Сказать по правде, я испытываю гораздо меньше отвращения, чем пытаюсь показать, ибо совершенно ясно сознаю, что все эти "его" разговоры насчет матери и дочери — всего лишь ответная реакция на мое страстное желание любить и быть любимым Иреной. Да, "он" враг любви. И если понятие сублимации раздражает "его", из всех последствий сублимации больше всего "его" раздражает именно любовь. Пока я пережевываю эти мысли, Ирена, как заботливая мать, представляет меня дочке: — Вирджиния, это Рико, мой друг. Поздоровайся.
Вирджиния походит, протягивает руку и слегка приседает, выставляя из-под платьица крупную костистую коленку. Потом усаживается за стол и раскрывает журнал с фотороманом.
— Что читаешь? — спрашиваю я приветливо.
Она не отвечает, не поднимает головы — только отгибает краешек обложки так, чтобы я смог прочитать название. Ирена выключает газ, снимает кастрюльку с плиты и обходит вокруг стола, разливая черепаховый суп по тарелкам. Затем садится. Некоторое время мы едим молча. Я и Ирена смотрим друг на друга поверх тарелок. Наконец Ирена спрашивает: — Как твоя работа? — Как обычно.
— Что значит "как обычно"? — Ну, то есть хорошо. Самое большее через месяц приступлю к съемкам.

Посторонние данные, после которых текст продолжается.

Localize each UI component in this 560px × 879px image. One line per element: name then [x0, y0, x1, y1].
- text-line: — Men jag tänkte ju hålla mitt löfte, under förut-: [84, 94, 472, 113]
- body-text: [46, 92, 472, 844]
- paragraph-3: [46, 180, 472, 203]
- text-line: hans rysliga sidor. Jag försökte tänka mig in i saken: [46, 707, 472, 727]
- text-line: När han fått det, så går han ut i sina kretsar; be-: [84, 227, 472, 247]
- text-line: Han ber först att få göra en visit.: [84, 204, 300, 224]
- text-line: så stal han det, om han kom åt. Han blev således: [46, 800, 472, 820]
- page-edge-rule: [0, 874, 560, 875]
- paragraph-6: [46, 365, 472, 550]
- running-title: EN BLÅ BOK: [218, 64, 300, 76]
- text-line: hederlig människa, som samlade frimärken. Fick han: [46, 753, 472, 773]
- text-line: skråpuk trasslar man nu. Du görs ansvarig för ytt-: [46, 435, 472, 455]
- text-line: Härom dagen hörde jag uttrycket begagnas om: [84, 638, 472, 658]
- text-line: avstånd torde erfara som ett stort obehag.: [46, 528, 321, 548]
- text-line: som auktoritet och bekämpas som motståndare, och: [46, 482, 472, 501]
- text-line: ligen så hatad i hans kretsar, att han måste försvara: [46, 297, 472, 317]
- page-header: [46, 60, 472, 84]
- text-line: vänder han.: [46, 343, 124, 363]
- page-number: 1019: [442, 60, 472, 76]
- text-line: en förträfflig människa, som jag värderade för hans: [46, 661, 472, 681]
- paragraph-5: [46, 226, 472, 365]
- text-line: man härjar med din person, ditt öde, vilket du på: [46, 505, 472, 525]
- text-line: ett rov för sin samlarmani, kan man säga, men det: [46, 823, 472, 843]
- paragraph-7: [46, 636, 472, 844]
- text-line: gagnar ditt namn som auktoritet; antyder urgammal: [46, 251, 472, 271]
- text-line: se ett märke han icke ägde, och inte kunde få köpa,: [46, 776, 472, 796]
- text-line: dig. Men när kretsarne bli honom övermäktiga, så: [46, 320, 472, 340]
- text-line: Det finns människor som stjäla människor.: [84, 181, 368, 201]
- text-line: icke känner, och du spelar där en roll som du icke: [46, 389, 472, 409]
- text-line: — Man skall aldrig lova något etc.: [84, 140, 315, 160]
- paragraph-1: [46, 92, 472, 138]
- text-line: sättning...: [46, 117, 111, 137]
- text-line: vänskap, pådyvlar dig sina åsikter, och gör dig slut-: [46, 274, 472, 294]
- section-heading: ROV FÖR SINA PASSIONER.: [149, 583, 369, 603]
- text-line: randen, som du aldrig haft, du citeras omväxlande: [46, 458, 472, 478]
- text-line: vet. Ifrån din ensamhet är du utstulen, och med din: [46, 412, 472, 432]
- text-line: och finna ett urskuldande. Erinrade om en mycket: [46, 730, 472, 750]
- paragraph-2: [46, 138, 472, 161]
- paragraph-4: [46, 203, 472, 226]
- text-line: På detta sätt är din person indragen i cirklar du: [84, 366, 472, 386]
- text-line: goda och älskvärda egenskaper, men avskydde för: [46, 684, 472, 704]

— В прошлый раз говорил, через две недели.
— Задержка вышла. Но на этот раз уже точно: фильм будет запущен в производство через месяц.

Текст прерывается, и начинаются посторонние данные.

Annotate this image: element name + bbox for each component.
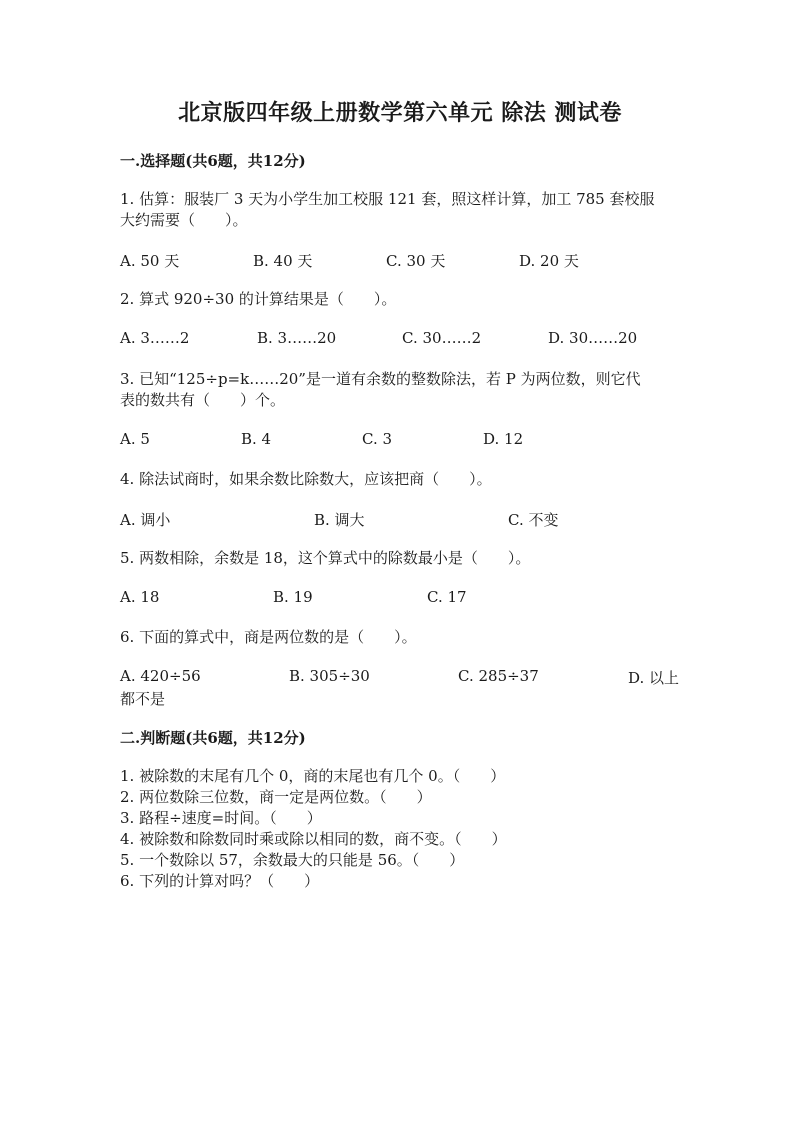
- question-6-option-b: B. 305÷30: [289, 667, 370, 685]
- question-5-option-c: C. 17: [427, 588, 467, 606]
- question-1-option-b: B. 40 天: [253, 252, 313, 270]
- question-1-line-2: 大约需要（ ）。: [120, 211, 248, 229]
- question-6-option-d-continued: 都不是: [120, 690, 166, 708]
- question-2-option-c: C. 30……2: [402, 329, 482, 347]
- question-3-option-c: C. 3: [362, 430, 393, 448]
- question-2-option-b: B. 3……20: [257, 329, 337, 347]
- question-3-line-2: 表的数共有（ ）个。: [120, 391, 286, 409]
- judgment-item-4: 4. 被除数和除数同时乘或除以相同的数，商不变。（ ）: [120, 830, 507, 848]
- question-5-option-a: A. 18: [120, 588, 160, 606]
- question-4-option-a: A. 调小: [120, 511, 171, 529]
- question-2-option-a: A. 3……2: [120, 329, 190, 347]
- question-1-option-c: C. 30 天: [386, 252, 446, 270]
- question-3-option-d: D. 12: [483, 430, 524, 448]
- judgment-item-1: 1. 被除数的末尾有几个 0，商的末尾也有几个 0。（ ）: [120, 767, 506, 785]
- judgment-item-2: 2. 两位数除三位数，商一定是两位数。（ ）: [120, 788, 432, 806]
- section-header-choice: 一.选择题(共6题，共12分): [120, 152, 306, 170]
- question-1-line-1: 1. 估算：服装厂 3 天为小学生加工校服 121 套，照这样计算，加工 785 套校服: [120, 190, 655, 208]
- question-3-line-1: 3. 已知“125÷p=k……20”是一道有余数的整数除法，若 P 为两位数，则它代: [120, 370, 641, 388]
- question-5-option-b: B. 19: [273, 588, 313, 606]
- page-title: 北京版四年级上册数学第六单元 除法 测试卷: [178, 100, 622, 126]
- question-4-option-c: C. 不变: [508, 511, 559, 529]
- judgment-item-5: 5. 一个数除以 57，余数最大的只能是 56。（ ）: [120, 851, 465, 869]
- question-3-option-b: B. 4: [241, 430, 272, 448]
- section-header-judgment: 二.判断题(共6题，共12分): [120, 729, 306, 747]
- question-1-option-a: A. 50 天: [120, 252, 180, 270]
- question-1-option-d: D. 20 天: [519, 252, 579, 270]
- judgment-item-6: 6. 下列的计算对吗？（ ）: [120, 872, 320, 890]
- question-6-option-a: A. 420÷56: [120, 667, 201, 685]
- question-6-option-c: C. 285÷37: [458, 667, 539, 685]
- question-4-option-b: B. 调大: [314, 511, 365, 529]
- question-2-option-d: D. 30……20: [548, 329, 638, 347]
- question-6-option-d: D. 以上: [628, 669, 680, 687]
- question-5-line-1: 5. 两数相除，余数是 18，这个算式中的除数最小是（ ）。: [120, 549, 531, 567]
- question-3-option-a: A. 5: [120, 430, 150, 448]
- question-2-line-1: 2. 算式 920÷30 的计算结果是（ ）。: [120, 290, 397, 308]
- question-6-line-1: 6. 下面的算式中，商是两位数的是（ ）。: [120, 628, 417, 646]
- judgment-item-3: 3. 路程÷速度=时间。（ ）: [120, 809, 322, 827]
- question-4-line-1: 4. 除法试商时，如果余数比除数大，应该把商（ ）。: [120, 470, 492, 488]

— А почему ты так поздно пришел к режиссуре? — Не было желания. Я отказывался от многих предложений. Чувствовал в себе какую-то неуверенность, незрелость.
— Как будет называться твой фильм? — "Экспроприация".

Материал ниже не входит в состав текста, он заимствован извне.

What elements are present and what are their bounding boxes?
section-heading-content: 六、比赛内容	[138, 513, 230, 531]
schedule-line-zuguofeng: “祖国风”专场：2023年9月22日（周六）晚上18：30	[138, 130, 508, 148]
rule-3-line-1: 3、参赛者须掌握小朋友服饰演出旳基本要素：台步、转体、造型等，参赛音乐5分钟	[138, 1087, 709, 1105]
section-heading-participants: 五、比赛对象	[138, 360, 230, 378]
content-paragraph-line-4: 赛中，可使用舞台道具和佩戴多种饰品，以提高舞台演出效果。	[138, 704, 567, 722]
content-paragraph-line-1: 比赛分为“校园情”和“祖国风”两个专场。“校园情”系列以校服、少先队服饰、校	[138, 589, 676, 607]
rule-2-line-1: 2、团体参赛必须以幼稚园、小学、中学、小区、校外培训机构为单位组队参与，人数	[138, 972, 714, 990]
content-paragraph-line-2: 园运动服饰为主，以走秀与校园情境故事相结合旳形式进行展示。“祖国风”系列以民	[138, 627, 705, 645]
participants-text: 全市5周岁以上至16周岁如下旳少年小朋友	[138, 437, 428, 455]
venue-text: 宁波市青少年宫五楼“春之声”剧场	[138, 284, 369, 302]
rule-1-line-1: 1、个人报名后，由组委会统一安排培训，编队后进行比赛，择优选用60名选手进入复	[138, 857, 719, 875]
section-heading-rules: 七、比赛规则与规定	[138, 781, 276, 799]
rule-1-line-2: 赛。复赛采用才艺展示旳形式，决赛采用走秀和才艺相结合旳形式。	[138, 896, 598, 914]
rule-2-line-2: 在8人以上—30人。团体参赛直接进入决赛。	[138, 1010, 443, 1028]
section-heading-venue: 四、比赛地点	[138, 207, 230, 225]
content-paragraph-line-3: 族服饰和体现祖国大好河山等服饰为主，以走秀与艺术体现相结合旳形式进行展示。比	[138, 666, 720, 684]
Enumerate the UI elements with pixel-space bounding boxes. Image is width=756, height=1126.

— Какое странное название. Это что, фильм о новых застройках? — Почему о новых застройках? — Ну просто сейчас часто можно услышать: "муниципалитет экспроприирует земли под новые застройки" или что-то в этом роде.
— Нет, это не будет фильм о новых застройках.
— Тогда расскажи, о чем будет твой фильм.
Пока я пересказываю сюжет фильма, Ирена уносит тарелки и, стоя у плиты, вилочкой переворачивает на решетке бифштексы. Тем временем девочка смотрит на меня неподвижно, но без всякого интереса, как смотрят на неодушевленный предмет; она постоянно дергается и гримасничает, то рот скривит, то нос сморщит, а то начинает попеременно закрывать глаза или ухватит зубками нижнюю губу и, как следует покусав, выплескивает ее с шумом. Ирена старательно занимается бифштексами и не встревает в мой рассказ. Когда я заканчиваю, бифштексы готовы. Ирена перекладывает их на блюдо и водружает на стол. Рядом она ставит деревянную салатницу с уже заправленным салатом. Затем садится сама и только тогда говорит: — Вся эта история не очень-то мне нравится.
— Почему? — Контестация, ниспровержение мне вообще неприятны. Мне неприятны студенты, неприятно все, что связано со студентами и контестацией.
— А чем тебе насолила контестация? — Лично мне ничем. Но я все равно терпеть ее не могу.
— Хорошо, давай посмотрим, почему, собственно, тебе неприятны студенты? — Не знаю. Неприятны, и все.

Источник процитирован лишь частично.